6. The method for testing the insulation performance of conductors in wires and cables according to claim 5, characterized in that, Based on the comprehensive evaluation model, the micromechanical embrittlement degree and irreversible thermal aging level of the insulating medium are output, including: The degree of micromechanical embrittlement is characterized by calculating the relative ratio of the average local elastic modulus obtained from the current measurement to the reference elastic modulus value of the same type of cable in the new cable state. The irreversible thermal aging levels are divided into normal operation level, early aging level, mid-term degradation level and critical level based on multiple preset discrete threshold ranges. When the relative ratio drops to the first threshold, the system issues a warning of mechanical performance degradation. When the relative ratio is lower than the second threshold and the partial discharge frequency exceeds the background noise threshold, it is determined to be a severe emergency level.
7. The method for testing the insulation performance of conductors in wires and cables according to claim 6, characterized in that, The method also includes the step of establishing a historical detection database, which is used to store spatial distribution maps, partial discharge characteristic data and environmental parameters obtained from previous tests; By using pattern recognition algorithms to perform time-series analysis on the detection data of the same cable at different time points, the evolution pattern of aging trend can be identified. Calculate the aging rate, which is the rate of change of elastic modulus with operating time; The remaining effective life of the cable is estimated based on the aging rate.

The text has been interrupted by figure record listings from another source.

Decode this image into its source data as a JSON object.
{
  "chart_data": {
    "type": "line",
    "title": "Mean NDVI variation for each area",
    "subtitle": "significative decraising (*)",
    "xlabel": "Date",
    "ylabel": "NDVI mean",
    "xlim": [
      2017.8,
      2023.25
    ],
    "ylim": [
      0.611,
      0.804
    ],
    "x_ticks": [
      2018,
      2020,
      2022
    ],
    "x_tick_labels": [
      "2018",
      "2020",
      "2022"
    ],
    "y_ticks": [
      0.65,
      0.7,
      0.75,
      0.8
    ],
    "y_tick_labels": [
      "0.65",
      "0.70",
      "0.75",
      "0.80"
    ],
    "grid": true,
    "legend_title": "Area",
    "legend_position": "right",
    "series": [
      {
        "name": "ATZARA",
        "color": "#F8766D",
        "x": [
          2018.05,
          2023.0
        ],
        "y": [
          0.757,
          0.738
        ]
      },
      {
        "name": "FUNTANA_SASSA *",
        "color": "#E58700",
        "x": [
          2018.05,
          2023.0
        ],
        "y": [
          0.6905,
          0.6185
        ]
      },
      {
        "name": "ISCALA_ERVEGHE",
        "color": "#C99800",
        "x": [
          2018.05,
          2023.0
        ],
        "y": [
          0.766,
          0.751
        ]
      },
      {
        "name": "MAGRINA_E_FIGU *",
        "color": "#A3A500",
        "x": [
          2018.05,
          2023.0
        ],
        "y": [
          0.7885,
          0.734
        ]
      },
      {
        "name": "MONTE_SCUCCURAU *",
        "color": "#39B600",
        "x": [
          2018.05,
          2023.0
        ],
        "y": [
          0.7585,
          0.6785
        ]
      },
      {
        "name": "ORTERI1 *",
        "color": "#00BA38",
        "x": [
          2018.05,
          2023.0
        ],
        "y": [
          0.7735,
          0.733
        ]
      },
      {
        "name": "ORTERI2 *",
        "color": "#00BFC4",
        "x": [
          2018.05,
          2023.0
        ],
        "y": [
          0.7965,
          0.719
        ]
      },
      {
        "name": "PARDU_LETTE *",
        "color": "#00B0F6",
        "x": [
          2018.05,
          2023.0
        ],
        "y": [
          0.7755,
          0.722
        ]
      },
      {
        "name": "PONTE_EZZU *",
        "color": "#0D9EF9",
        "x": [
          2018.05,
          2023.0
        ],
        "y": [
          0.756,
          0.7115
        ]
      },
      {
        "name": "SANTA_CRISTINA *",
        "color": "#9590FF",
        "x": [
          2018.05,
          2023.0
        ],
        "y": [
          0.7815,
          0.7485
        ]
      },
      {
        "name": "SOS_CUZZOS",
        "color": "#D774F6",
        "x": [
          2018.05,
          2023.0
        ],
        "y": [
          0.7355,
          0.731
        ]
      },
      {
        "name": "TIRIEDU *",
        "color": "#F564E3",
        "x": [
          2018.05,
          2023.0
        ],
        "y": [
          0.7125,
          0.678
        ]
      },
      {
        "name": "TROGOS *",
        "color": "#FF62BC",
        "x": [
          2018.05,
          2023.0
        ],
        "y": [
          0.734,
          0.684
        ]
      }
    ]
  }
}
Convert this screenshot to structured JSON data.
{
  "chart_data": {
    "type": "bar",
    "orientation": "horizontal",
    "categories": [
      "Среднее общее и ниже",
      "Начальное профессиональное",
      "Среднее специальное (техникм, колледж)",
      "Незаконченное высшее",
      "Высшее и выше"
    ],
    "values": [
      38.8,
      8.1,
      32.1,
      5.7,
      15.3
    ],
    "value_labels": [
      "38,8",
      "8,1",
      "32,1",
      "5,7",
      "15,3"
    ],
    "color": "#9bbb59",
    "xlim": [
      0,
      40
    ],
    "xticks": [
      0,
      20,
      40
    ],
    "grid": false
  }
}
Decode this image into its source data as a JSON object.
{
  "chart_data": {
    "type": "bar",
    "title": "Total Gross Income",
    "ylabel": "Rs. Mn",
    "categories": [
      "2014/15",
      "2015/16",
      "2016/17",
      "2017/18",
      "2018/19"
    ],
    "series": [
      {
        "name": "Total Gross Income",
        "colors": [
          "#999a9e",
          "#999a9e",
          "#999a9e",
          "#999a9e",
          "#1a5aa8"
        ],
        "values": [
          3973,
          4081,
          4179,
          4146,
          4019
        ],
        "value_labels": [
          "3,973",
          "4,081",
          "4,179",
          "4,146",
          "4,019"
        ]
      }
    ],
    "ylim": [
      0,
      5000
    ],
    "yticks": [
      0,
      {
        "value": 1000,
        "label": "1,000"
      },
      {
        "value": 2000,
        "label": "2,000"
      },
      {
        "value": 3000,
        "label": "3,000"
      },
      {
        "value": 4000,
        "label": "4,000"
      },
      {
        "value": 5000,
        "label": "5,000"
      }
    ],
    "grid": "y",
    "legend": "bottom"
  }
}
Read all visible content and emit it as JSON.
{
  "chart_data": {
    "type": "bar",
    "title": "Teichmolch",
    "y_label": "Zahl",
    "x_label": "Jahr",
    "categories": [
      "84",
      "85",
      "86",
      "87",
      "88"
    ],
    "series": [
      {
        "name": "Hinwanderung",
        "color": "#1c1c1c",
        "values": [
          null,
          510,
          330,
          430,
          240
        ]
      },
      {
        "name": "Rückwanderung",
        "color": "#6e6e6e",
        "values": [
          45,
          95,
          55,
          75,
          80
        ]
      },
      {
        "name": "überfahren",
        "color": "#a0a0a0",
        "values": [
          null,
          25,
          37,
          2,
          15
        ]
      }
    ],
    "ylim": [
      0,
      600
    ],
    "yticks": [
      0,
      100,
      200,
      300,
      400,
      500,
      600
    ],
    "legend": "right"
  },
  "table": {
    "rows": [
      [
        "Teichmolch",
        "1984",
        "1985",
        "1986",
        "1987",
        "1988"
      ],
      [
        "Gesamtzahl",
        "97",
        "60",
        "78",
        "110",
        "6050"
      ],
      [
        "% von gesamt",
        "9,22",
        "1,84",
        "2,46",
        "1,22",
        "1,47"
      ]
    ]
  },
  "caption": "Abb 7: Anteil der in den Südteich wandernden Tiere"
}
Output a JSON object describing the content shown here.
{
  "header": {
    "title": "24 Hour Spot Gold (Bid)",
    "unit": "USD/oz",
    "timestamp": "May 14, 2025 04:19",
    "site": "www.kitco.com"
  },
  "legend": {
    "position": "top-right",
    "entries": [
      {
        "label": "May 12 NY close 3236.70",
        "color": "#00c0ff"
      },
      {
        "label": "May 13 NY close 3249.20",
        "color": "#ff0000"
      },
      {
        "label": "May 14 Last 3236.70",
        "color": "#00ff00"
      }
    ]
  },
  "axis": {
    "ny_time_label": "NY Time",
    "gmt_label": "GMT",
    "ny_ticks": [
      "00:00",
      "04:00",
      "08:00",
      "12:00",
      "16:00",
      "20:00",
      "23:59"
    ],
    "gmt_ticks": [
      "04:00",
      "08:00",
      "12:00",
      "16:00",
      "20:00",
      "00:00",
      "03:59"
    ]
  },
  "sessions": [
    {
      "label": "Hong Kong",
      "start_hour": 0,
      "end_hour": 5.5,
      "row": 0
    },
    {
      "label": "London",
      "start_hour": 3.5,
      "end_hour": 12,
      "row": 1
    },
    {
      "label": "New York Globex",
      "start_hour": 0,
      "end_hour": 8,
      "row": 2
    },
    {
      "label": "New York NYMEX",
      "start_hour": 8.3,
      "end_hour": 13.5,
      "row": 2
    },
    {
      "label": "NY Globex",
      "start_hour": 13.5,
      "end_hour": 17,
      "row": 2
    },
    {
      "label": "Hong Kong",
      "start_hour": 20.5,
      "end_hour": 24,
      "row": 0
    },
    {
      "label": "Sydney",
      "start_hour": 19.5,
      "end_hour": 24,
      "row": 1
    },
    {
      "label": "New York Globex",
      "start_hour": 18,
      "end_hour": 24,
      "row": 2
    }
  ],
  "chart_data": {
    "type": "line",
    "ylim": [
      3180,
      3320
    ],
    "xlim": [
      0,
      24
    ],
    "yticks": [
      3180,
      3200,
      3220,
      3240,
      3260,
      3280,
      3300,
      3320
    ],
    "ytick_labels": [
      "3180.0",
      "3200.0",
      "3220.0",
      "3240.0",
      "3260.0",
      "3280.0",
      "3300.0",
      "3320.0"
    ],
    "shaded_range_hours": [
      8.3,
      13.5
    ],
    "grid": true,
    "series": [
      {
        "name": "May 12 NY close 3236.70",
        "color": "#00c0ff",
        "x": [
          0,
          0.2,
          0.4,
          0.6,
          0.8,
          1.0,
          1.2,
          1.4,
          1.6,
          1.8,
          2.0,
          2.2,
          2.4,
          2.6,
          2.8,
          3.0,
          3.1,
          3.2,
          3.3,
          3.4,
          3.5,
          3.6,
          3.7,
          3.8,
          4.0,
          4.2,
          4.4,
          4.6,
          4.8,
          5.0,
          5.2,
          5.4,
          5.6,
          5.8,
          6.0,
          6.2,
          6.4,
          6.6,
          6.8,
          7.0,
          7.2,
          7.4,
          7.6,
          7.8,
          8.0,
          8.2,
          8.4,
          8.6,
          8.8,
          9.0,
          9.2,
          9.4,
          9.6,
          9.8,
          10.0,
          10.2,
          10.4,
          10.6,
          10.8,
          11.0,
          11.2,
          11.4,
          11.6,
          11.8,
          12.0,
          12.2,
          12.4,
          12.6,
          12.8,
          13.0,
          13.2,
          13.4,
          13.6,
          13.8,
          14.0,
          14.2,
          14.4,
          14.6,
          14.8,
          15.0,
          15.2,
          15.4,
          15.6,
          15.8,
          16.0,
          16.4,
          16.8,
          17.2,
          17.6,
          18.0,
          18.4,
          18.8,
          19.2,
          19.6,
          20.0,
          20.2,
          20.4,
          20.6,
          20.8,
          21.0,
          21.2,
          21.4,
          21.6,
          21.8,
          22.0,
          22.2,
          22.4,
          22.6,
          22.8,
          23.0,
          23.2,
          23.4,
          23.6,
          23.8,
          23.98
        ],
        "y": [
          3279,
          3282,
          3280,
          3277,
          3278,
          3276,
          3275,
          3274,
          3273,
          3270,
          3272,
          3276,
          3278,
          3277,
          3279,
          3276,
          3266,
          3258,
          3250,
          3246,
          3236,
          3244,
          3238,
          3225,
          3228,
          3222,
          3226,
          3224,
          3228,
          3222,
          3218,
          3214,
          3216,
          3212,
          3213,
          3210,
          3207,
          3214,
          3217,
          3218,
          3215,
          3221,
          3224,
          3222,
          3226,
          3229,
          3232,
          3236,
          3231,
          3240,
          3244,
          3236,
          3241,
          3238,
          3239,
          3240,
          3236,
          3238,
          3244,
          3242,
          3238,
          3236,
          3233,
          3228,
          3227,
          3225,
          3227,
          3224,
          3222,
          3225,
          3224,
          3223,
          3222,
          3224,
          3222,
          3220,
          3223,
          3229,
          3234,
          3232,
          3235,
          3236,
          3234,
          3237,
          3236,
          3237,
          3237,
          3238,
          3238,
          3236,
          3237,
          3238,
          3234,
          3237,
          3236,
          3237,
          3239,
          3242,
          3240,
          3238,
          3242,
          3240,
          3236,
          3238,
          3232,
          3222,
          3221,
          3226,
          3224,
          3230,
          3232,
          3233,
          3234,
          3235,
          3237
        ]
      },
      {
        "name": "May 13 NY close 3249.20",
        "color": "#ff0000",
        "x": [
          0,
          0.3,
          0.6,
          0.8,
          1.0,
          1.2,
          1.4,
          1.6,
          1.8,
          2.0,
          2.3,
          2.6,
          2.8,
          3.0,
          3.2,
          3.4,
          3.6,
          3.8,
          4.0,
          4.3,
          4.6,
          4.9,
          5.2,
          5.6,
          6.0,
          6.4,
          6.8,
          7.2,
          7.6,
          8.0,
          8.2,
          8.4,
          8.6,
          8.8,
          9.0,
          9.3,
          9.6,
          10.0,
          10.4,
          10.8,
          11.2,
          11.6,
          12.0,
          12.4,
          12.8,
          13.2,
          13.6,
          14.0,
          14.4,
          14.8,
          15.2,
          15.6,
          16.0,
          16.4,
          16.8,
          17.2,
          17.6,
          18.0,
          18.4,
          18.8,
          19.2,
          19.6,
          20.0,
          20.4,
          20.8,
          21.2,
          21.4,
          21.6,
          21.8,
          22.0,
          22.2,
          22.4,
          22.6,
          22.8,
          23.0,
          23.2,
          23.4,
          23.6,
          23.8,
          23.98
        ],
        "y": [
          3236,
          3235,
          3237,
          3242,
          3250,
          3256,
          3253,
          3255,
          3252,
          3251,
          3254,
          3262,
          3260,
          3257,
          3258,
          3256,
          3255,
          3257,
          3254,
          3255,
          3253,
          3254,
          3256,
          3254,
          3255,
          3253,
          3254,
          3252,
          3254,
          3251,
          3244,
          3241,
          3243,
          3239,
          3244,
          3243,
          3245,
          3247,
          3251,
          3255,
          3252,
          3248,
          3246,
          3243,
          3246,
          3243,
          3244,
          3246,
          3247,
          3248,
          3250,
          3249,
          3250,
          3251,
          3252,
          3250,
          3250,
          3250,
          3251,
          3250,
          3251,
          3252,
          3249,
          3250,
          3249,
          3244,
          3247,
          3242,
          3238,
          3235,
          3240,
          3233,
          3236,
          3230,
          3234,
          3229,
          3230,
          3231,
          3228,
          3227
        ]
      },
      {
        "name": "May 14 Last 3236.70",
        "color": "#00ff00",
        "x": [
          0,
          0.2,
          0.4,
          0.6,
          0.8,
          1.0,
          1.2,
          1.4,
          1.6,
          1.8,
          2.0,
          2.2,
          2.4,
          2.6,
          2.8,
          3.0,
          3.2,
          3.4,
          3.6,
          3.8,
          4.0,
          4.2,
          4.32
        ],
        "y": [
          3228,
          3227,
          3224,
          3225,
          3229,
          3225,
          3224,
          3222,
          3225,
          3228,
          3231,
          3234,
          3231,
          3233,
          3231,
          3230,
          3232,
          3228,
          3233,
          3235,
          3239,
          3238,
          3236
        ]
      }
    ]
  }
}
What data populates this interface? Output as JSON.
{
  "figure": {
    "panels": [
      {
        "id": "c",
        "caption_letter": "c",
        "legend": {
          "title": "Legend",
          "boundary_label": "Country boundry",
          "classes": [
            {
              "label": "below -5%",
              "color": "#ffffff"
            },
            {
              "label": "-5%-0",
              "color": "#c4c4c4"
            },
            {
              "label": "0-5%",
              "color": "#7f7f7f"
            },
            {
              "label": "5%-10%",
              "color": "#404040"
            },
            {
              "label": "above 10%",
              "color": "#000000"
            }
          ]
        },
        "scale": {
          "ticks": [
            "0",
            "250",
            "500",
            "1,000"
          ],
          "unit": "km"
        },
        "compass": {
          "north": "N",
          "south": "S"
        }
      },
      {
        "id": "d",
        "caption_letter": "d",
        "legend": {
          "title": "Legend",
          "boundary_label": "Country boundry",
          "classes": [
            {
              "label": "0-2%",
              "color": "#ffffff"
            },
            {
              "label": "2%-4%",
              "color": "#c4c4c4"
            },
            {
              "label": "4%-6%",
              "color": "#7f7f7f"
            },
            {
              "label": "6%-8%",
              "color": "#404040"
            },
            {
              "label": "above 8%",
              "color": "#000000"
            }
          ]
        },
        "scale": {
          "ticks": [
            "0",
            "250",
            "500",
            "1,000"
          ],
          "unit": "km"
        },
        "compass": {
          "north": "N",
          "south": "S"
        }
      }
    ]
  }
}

8. The method for testing the insulation performance of conductors in wires and cables according to claim 7, characterized in that, The method also includes a step of real-time monitoring of the cable's ambient temperature and humidity before testing; Real-time temperature field data is obtained using temperature measuring devices placed on the surface of the cable; Environmental parameters are introduced as correction factors in the calculation of the elastic modulus value; The calculated elastic modulus is normalized using a pre-calibrated temperature compensation curve to eliminate the interference of external environmental fluctuations on the sound wave propagation speed.